Donna learned the fiddle in the kitchen with her dad, who played the guitar and sang old Hank Williams and Bob Wills songs. For 35 years she toured the country playing with various country-western bands and even did a stint with a large Las Vegas show. At 18, she met an old fiddle maker named Denton Boze who lived in a tarpaper shack in the Arkansas backwoods. His story haunted her for years and in her late 30s, she wrote her first song about him, opening a floodgate of songs, many about people and places in the Ozarks. Her instrumental palette includes several one of a kind Ozark-made fiddles, mandolin, musical saw, scrub-board, ukelin, guitar, mule-jawbone and Ozark pickin' bow.
This show will includes fascinating stories and original songs about Ed Stilley performed on his instruments. In 1979, Ed Stilley was leading a simple life as a farmer and singer of religious hymns in Hogscald Hollow, a tiny Ozark community south of Eureka Springs, Arkansas. Life was filled with hard work and making do for Ed, his wife Eliza, and their five children, who lived in many ways as if the second half of the twentieth century had never happened. But one day Ed's life was permanently altered. While plowing his field, he became convinced he was having a heart attack. Ed stopped his work and lay down on the ground. Staring at the sky, he saw himself as a large tortoise struggling to swim across a river. On his back were five small tortoises—his children—clinging to him for survival. And then, as he lay there in the freshly plowed dirt, Ed received a vision from God, telling him that he would be restored to health if he would agree to do one thing: make musical instruments and give them to children. And so he did. Beginning with a few simple hand tools, Ed worked tirelessly for twenty-five years to create over two hundred instruments, each a crazy quilt of heavy, rough-sawn wood scraps joined with found objects. A rusty door hinge, a steak bone, a stack of dimes, springs, saw blades, pot lids, metal pipes, glass bottles, aerosol cans—Ed used anything he could to build a working guitar, fiddle, or dulcimer.
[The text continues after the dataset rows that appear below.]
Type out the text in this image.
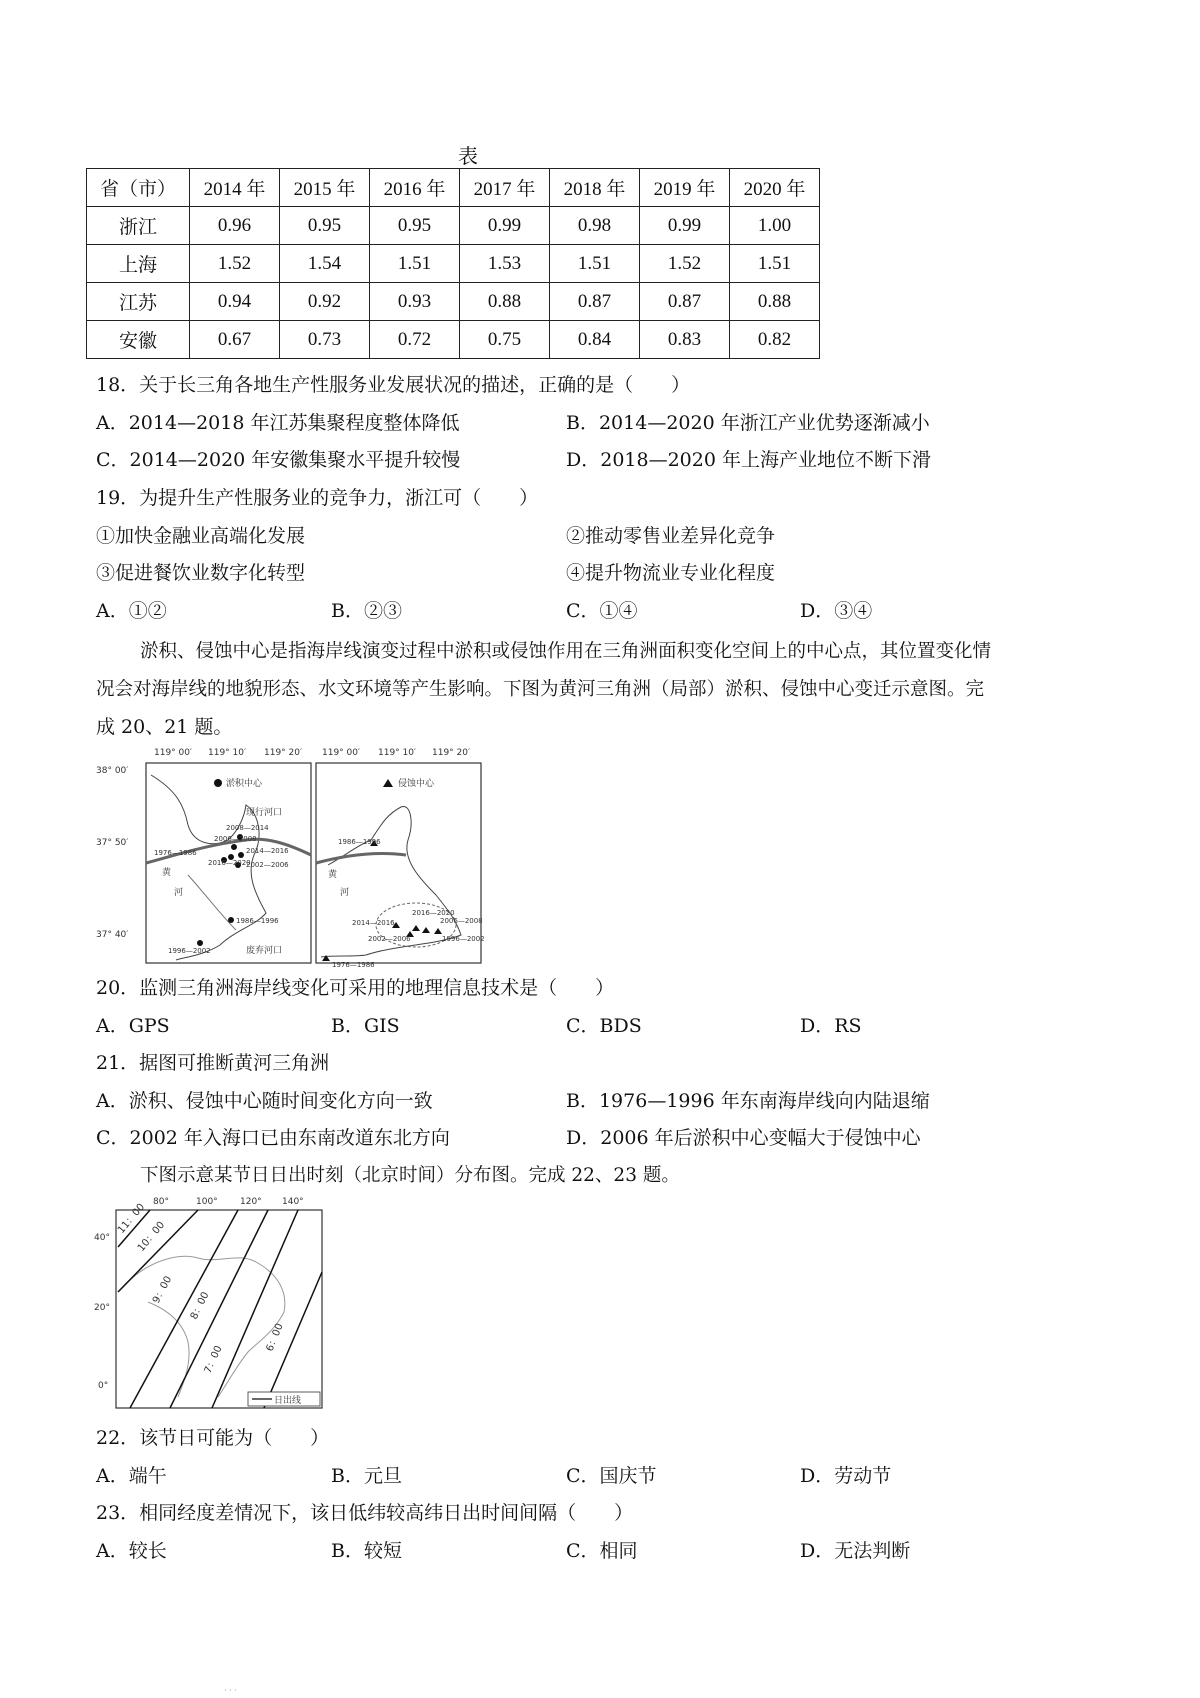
表
省（市）	2014 年	2015 年	2016 年	2017 年	2018 年	2019 年	2020 年
浙江	0.96	0.95	0.95	0.99	0.98	0.99	1.00
上海	1.52	1.54	1.51	1.53	1.51	1.52	1.51
江苏	0.94	0.92	0.93	0.88	0.87	0.87	0.88
安徽	0.67	0.73	0.72	0.75	0.84	0.83	0.82
18．关于长三角各地生产性服务业发展状况的描述，正确的是（　　）
A．2014—2018 年江苏集聚程度整体降低	B．2014—2020 年浙江产业优势逐渐减小
C．2014—2020 年安徽集聚水平提升较慢	D．2018—2020 年上海产业地位不断下滑
19．为提升生产性服务业的竞争力，浙江可（　　）
①加快金融业高端化发展	②推动零售业差异化竞争
③促进餐饮业数字化转型	④提升物流业专业化程度
A．①②	B．②③	C．①④	D．③④
淤积、侵蚀中心是指海岸线演变过程中淤积或侵蚀作用在三角洲面积变化空间上的中心点，其位置变化情
况会对海岸线的地貌形态、水文环境等产生影响。下图为黄河三角洲（局部）淤积、侵蚀中心变迁示意图。完
成 20、21 题。
119° 00′ 119° 10′ 119° 20′
38° 00′
37° 50′
37° 40′
淤积中心
黄
河
现行河口
废弃河口
2008—2014
2006—2008
2016—2020
1976—1986	2014—2016
2002—2006
1986—1996
1996—2002
119° 00′ 119° 10′ 119° 20′
侵蚀中心
黄
河
1986—1996
2016—2020
2014—2016	2006—2008
2002—2006	1996—2002
1976—1986
20．监测三角洲海岸线变化可采用的地理信息技术是（　　）
A．GPS	B．GIS	C．BDS	D．RS
21．据图可推断黄河三角洲
A．淤积、侵蚀中心随时间变化方向一致	B．1976—1996 年东南海岸线向内陆退缩
C．2002 年入海口已由东南改道东北方向	D．2006 年后淤积中心变幅大于侵蚀中心
下图示意某节日日出时刻（北京时间）分布图。完成 22、23 题。
80°	100° 120° 140°
40°
20°
0°
11：00
10：00
9：00
8：00
7：00
6：00
日出线
22．该节日可能为（　　）
A．端午	B．元旦	C．国庆节	D．劳动节
23．相同经度差情况下，该日低纬较高纬日出时间间隔（　　）
A．较长	B．较短	C．相同	D．无法判断
· · ·
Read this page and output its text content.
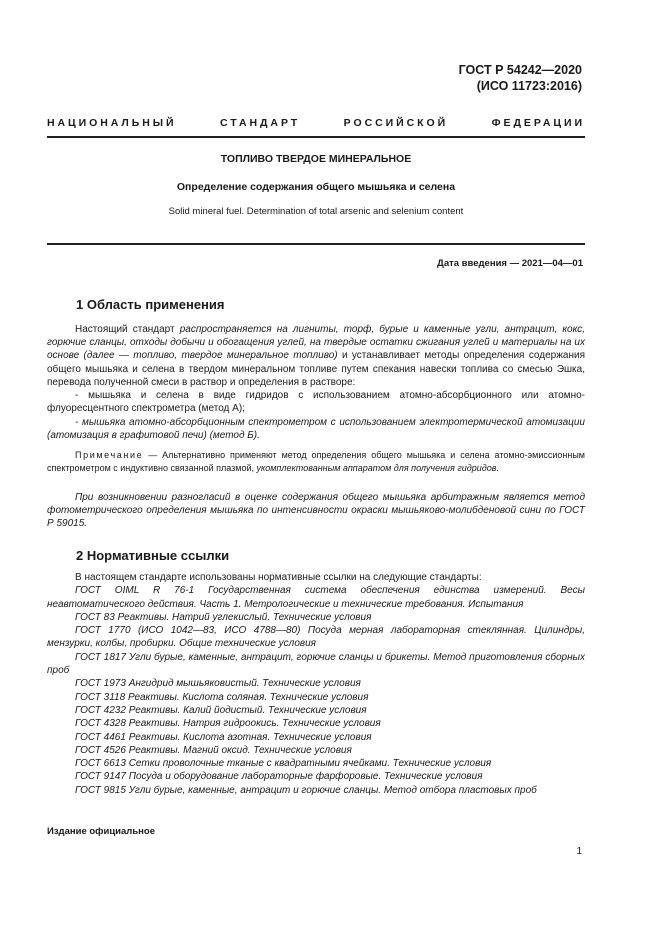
ГОСТ Р 54242—2020
(ИСО 11723:2016)
НАЦИОНАЛЬНЫЙ СТАНДАРТ РОССИЙСКОЙ ФЕДЕРАЦИИ
ТОПЛИВО ТВЕРДОЕ МИНЕРАЛЬНОЕ
Определение содержания общего мышьяка и селена
Solid mineral fuel. Determination of total arsenic and selenium content
Дата введения — 2021—04—01
1 Область применения
Настоящий стандарт распространяется на лигниты, торф, бурые и каменные угли, антрацит, кокс, горючие сланцы, отходы добычи и обогащения углей, на твердые остатки сжигания углей и материалы на их основе (далее — топливо, твердое минеральное топливо) и устанавливает методы определения содержания общего мышьяка и селена в твердом минеральном топливе путем спекания навески топлива со смесью Эшка, перевода полученной смеси в раствор и определения в растворе:
- мышьяка и селена в виде гидридов с использованием атомно-абсорбционного или атомно-флуоресцентного спектрометра (метод А);
- мышьяка атомно-абсорбционным спектрометром с использованием электротермической атомизации (атомизация в графитовой печи) (метод Б).
Примечание — Альтернативно применяют метод определения общего мышьяка и селена атомно-эмиссионным спектрометром с индуктивно связанной плазмой, укомплектованным аппаратом для получения гидридов.
При возникновении разногласий в оценке содержания общего мышьяка арбитражным является метод фотометрического определения мышьяка по интенсивности окраски мышьяково-молибденовой сини по ГОСТ Р 59015.
2 Нормативные ссылки
В настоящем стандарте использованы нормативные ссылки на следующие стандарты:
ГОСТ OIML R 76-1 Государственная система обеспечения единства измерений. Весы неавтоматического действия. Часть 1. Метрологические и технические требования. Испытания
ГОСТ 83 Реактивы. Натрий углекислый. Технические условия
ГОСТ 1770 (ИСО 1042—83, ИСО 4788—80) Посуда мерная лабораторная стеклянная. Цилиндры, мензурки, колбы, пробирки. Общие технические условия
ГОСТ 1817 Угли бурые, каменные, антрацит, горючие сланцы и брикеты. Метод приготовления сборных проб
ГОСТ 1973 Ангидрид мышьяковистый. Технические условия
ГОСТ 3118 Реактивы. Кислота соляная. Технические условия
ГОСТ 4232 Реактивы. Калий йодистый. Технические условия
ГОСТ 4328 Реактивы. Натрия гидроокись. Технические условия
ГОСТ 4461 Реактивы. Кислота азотная. Технические условия
ГОСТ 4526 Реактивы. Магний оксид. Технические условия
ГОСТ 6613 Сетки проволочные тканые с квадратными ячейками. Технические условия
ГОСТ 9147 Посуда и оборудование лабораторные фарфоровые. Технические условия
ГОСТ 9815 Угли бурые, каменные, антрацит и горючие сланцы. Метод отбора пластовых проб
Издание официальное
1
On each instrument Ed inscribed "True Faith, True Light, Have Faith in God." Kelly's book True Faith, True Light: The Devotional Art of Ed Stilley documents Ed Stilley's life and work, giving us a glimpse into a singular life of austere devotion.
"These musicians have grafted the wild climbing vines of bluegrass, folk, classical and mountain music onto the hardiest of Ozark rootstock. The result is a yet-to-be-named hybrid music that simply compels people to stop and listen, to pause in their hectic lives and pay attention to something they’ve never heard before. It’s magic, and there’s simply not enough magic in the world today."